The refugium concept looks simultaneously backward toward more favorable conditions of the past, and forward toward a temporary or permanent future of less favorable conditions than the present. Refugia are spatially referenced, but operationally defined in terms of their ability to sustain populations of particular species or other features sensitive to environmental change. Existence of refugia is made possible by spatial heterogeneity in the environment: refugia represent deviations from the typical environmental conditions in a region.
Application of the refugium concept in context of conservation and resource management can be enhanced by further development of robust conceptual frameworks. What is the dependency of refugia on spatial heterogeneity of the physical environment, modulation of the physical environment by vegetation and other biotic entities, and the ecological processes and dynamics that allow refugial populations to persist? Can environmental change lead to net flattening or sharpening of environmental heterogeneity? Can extreme disturbance events lead to a flatter world with net loss of refugial sites? How long are individual refugia likely to persist under climate change? Did today’s refugia serve in the past as refugia for other species? Can they serve similarly for other species in the future?
Results/Conclusions
Consideration of past, present, and future refugia in broader context of environmental change can address these questions and develop more robust frameworks for application. Paleoecological studies indicate that, although refugial populations can sometimes persist in the face of major climatic changes over multiple millennia, other refugial populations are ultimately doomed to extinction. Although today’s refugium may be tomorrow’s grave for a particular species population, it may also serve as tomorrow’s refugium for another species.
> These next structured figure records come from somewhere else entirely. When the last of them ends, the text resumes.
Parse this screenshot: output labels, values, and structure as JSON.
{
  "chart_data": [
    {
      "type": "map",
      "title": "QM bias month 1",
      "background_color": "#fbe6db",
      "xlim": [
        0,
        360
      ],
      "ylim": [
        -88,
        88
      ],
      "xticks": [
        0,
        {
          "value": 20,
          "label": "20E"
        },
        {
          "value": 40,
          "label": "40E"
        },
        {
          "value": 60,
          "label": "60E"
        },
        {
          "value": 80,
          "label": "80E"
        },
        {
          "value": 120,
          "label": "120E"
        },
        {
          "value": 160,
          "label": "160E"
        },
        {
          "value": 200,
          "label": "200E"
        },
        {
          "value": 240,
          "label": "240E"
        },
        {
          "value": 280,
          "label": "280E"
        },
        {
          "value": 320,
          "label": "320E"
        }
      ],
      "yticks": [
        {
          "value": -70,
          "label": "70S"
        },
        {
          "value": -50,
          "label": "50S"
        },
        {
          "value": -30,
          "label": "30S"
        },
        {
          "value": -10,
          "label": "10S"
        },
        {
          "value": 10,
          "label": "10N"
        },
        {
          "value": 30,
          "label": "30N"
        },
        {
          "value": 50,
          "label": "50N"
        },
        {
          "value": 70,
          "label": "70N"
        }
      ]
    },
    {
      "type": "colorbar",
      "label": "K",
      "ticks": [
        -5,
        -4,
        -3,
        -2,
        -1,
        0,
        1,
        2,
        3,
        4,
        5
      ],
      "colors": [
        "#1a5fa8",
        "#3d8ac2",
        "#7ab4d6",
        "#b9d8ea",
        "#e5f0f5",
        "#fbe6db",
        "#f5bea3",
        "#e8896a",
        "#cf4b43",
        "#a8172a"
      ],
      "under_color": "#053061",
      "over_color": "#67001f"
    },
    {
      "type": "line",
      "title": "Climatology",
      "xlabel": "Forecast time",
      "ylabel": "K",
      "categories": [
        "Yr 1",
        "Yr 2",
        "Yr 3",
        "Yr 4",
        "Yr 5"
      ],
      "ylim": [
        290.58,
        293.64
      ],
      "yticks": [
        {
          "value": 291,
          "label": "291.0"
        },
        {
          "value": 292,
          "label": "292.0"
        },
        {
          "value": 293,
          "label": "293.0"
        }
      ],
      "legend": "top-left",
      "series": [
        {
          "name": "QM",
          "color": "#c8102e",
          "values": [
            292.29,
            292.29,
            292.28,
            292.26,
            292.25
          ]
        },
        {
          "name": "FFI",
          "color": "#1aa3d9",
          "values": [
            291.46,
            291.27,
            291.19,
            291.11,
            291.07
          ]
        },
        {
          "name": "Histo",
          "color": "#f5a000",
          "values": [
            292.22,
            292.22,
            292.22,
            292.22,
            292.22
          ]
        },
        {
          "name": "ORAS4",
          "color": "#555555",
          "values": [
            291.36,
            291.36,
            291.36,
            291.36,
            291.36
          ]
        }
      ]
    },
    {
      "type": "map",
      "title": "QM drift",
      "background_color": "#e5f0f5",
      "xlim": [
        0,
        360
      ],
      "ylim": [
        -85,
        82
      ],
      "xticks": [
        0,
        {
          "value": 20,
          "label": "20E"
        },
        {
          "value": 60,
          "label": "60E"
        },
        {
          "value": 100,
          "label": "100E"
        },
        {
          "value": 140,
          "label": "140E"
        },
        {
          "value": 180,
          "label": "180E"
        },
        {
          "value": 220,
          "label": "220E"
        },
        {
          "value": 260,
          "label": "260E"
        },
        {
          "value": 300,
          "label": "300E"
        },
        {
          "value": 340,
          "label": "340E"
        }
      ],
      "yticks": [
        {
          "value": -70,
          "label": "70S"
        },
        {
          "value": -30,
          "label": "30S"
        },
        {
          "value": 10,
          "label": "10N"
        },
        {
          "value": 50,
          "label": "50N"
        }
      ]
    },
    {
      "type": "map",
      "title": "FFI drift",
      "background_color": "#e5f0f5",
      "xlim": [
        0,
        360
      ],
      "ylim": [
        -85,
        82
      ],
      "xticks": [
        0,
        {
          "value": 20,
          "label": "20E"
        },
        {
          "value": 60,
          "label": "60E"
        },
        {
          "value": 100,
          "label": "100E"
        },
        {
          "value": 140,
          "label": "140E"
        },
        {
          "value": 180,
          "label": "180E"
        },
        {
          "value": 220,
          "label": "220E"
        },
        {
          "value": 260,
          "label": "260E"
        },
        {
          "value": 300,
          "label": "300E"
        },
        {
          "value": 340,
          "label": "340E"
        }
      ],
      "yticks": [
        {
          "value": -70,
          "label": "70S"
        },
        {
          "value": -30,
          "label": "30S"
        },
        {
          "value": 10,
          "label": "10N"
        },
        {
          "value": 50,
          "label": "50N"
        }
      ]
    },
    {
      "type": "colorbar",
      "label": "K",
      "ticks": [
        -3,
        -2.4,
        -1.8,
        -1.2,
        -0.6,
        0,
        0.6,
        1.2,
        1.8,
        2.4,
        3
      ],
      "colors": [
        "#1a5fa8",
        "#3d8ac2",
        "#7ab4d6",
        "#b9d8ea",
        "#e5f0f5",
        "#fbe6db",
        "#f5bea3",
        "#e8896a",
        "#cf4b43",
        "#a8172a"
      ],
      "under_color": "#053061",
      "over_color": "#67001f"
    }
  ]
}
Environmental change will lead to transient and often novel assemblages of movers and stayers (sensu Hobbs et al. 2017, TREE), and in this context refugia can facilitate both persistence and movement. Understanding how environmental heterogeneity may respond to environmental change can guide planning, design, and management towards robust networks of protected or managed sites, including refugial archipelagoes in which refugial sites are handed off from one species to another. Refugia applications generally emphasize the eroding tail of a shifting environmental gradient. However, sites at the expanding tail can serve as colonization centers for immigrants better adapted to emerging conditions. Such ‘inverse refugia’ can be managed to facilitate transition to ‘new normals’ as the environment changes.